Primordial magnetic fields from pseudo-Goldstone bosons
W. Daniel Garretson, George B. Field, Sean M. Carroll
TL;DR
This work investigates whether coupling electromagnetism to a pseudo-Goldstone boson (PGB) during inflation can generate a primordial magnetic field that seeds galactic dynamos. By formulating the coupled evolution of the EM field and the PGB, the authors estimate magnetic-field growth and find that substantial amplification on ~1 Mpc scales would require super-horizon growth, which the analysis does not support. Growth from the PGB coupling occurs primarily for sub-horizon modes and, once backreaction is considered, the field decays with the usual Maxwell dynamics, yielding only a weak, non-coherent field.

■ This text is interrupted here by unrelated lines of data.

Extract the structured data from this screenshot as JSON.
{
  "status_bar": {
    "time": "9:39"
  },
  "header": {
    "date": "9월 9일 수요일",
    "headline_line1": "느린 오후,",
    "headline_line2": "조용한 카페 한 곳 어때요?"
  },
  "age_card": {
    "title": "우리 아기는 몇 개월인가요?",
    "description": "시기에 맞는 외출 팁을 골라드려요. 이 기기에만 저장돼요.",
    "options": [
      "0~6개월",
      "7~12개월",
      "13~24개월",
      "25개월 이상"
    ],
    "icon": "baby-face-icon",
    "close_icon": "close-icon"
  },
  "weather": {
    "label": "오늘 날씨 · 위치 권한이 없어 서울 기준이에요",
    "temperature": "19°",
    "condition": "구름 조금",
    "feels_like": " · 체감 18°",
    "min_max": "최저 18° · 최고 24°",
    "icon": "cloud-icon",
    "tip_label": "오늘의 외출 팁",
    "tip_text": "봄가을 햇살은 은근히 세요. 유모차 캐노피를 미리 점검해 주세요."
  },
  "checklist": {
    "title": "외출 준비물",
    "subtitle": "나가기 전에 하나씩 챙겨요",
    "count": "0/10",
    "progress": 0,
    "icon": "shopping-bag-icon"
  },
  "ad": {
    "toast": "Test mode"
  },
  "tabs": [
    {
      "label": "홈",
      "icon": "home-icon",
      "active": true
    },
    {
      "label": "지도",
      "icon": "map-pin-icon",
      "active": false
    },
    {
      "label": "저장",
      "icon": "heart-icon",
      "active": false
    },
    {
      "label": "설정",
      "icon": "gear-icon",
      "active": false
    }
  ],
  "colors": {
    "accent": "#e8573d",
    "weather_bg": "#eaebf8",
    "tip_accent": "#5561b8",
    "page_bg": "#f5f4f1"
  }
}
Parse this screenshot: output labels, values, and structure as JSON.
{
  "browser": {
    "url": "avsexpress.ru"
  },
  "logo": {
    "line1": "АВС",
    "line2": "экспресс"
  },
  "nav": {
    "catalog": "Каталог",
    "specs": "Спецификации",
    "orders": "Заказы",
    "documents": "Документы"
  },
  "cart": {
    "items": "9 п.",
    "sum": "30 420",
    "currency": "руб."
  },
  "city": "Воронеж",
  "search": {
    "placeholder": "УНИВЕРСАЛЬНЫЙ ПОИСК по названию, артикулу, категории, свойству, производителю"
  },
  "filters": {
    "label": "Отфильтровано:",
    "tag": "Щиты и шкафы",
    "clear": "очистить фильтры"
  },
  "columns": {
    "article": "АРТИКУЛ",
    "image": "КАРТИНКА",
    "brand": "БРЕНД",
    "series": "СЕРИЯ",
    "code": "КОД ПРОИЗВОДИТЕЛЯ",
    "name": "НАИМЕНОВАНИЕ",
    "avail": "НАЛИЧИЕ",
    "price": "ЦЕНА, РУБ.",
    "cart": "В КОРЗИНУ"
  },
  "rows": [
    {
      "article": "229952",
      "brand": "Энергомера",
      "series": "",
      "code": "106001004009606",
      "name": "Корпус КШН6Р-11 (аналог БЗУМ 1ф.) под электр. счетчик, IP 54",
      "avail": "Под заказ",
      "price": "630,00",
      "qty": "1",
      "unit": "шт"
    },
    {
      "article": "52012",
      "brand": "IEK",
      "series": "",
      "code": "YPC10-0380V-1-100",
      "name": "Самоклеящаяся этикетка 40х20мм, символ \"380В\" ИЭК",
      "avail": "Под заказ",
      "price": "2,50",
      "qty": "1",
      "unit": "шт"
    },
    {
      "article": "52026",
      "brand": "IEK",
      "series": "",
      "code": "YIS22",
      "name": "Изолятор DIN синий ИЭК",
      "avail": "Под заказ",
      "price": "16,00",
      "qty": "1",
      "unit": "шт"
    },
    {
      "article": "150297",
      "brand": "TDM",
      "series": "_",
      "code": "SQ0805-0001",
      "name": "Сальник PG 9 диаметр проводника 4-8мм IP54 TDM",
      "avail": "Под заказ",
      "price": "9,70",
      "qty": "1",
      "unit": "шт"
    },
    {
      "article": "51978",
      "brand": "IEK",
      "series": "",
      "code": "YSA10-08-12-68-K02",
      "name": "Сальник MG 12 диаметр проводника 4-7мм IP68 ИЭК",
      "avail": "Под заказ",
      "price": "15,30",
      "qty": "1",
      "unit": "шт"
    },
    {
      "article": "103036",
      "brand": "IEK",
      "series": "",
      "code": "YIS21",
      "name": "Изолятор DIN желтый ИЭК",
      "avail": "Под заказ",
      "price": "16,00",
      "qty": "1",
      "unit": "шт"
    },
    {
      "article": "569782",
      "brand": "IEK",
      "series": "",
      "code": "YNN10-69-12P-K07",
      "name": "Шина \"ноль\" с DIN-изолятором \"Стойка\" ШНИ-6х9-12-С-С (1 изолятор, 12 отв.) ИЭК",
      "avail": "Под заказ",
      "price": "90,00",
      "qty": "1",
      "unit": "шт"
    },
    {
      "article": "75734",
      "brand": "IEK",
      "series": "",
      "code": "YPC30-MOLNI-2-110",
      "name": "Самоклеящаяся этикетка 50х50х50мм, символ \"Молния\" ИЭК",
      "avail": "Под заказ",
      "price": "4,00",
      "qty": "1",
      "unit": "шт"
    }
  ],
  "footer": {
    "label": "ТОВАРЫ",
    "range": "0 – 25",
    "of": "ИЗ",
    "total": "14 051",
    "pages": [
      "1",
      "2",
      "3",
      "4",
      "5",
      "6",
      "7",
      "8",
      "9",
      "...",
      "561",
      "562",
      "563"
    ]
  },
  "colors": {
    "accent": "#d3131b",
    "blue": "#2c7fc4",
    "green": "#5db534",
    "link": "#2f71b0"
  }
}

Consequently, the proposed PGB-mediated mechanism during inflation appears unlikely to produce a sufficiently strong large-scale primordial magnetic field.
Abstract
The existence of large-scale magnetic fields in galaxies is well established, but there is no accepted mechanism for generating a primordial field which could grow into what is observed today. We discuss a model which attempts to account for the necessary primordial field by invoking a pseudo-Goldstone boson coupled to electromagnetism. The evolution of this boson during inflation generates a magnetic field; however, it seems difficult on rather general grounds to obtain fields of sufficient strength on astrophysically interesting scales.